Thanks @geek! Is the plan to start committing it when the issues around npm5 are resolved, or we'll discuss that when the time comes?

[geek]

I am not sure what other people's plans are, but if having the lock file improves performance with cloning/installing the repo then I'd like to start committing it.

[johnbrett]

Makes sense, thanks again 👍

[ljharb]

You can also add package-lock=false to your .npmrc

[Marsup]

I'm personally against so I'll keep ignoring it.

[nlf]

i don't see it as any different than npm-shrinkwrap.json. we don't include it for libraries now (except for hapi itself) so why would we start?

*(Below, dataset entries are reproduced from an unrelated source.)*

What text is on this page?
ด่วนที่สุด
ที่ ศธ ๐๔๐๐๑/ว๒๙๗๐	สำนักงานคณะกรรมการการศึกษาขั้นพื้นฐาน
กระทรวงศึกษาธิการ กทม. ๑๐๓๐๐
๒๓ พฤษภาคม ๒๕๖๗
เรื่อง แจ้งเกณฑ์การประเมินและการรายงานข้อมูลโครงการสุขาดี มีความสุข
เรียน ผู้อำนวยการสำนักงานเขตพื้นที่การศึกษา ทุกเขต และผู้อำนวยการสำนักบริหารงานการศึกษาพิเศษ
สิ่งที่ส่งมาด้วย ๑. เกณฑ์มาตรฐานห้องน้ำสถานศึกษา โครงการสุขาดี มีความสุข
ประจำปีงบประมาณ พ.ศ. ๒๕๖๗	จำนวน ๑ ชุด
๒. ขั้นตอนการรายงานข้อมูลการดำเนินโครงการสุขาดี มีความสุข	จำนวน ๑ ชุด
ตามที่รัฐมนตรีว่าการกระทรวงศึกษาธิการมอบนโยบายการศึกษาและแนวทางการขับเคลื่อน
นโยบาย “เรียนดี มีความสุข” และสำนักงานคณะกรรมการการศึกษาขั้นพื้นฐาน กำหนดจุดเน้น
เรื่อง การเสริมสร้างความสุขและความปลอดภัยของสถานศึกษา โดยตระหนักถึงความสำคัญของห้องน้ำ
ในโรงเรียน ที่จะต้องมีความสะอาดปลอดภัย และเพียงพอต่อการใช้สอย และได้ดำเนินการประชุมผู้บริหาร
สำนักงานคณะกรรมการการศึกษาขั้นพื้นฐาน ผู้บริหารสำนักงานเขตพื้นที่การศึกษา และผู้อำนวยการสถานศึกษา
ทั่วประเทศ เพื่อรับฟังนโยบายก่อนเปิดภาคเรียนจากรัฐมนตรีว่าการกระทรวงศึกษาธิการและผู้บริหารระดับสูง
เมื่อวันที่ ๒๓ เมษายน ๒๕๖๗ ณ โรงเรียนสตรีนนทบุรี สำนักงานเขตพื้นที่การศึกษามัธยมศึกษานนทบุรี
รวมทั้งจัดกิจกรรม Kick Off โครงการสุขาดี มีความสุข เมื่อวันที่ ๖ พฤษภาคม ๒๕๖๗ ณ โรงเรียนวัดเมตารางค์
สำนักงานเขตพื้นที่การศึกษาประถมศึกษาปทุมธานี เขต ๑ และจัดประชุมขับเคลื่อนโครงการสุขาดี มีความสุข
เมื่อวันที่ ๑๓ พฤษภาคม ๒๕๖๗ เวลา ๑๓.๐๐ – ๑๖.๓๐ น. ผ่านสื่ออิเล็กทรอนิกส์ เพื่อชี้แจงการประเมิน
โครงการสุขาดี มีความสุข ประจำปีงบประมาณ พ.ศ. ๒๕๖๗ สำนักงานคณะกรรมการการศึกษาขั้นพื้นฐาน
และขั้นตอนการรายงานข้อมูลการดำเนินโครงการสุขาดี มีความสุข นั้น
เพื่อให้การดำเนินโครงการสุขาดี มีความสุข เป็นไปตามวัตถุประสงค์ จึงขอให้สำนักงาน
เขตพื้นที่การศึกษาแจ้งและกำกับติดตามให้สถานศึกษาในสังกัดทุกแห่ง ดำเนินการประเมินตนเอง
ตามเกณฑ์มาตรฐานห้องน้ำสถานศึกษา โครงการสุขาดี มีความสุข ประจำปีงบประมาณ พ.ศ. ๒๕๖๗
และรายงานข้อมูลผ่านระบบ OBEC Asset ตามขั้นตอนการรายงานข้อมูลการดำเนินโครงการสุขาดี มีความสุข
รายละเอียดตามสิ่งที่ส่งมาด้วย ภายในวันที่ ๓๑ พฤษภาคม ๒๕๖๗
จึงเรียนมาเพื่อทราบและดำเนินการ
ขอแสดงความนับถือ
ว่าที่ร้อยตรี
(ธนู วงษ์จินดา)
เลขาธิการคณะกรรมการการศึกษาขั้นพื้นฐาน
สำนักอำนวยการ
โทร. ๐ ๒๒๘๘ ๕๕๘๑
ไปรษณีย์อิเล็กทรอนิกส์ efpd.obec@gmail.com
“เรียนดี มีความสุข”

to prevent npm from creating the package-lock.json automatically, we can add a .npmrc file to each repo with package-lock=false as its contents. i think that's a better approach than adding it to .gitignore since it helps make sure that the developer isn't running tests with locked dependencies that won't be locked when the library is published.

[ljharb]

I'd recommend both - I believe only apps should have lock files, and you both want to prevent people from accidentally creating one and also from accidentally committing one.

[devinivy]

package-lock.json is different than a shrinkwrap because it does not ship with the npm package, and it is superseded by any shrinkwraps. Because hapi has a shrinkwrap, it will simply be ignored by npm anyway.

[AdriVanHoudt]

It does indeed not make too much sense to have it for non-apps. It does not get bundled on publish. CI will always test the latest of everything which mirrors the install behaviour of a user. It would only lock for the developers which might cause a mismatch with what gets installed by a user or CI.

[csrl]

So what's the conclusion on this? add it to .gitignore? add a repo specific .npmrc? I'm going to reopen the issue so we can get the best practice agreed u[pon and captured.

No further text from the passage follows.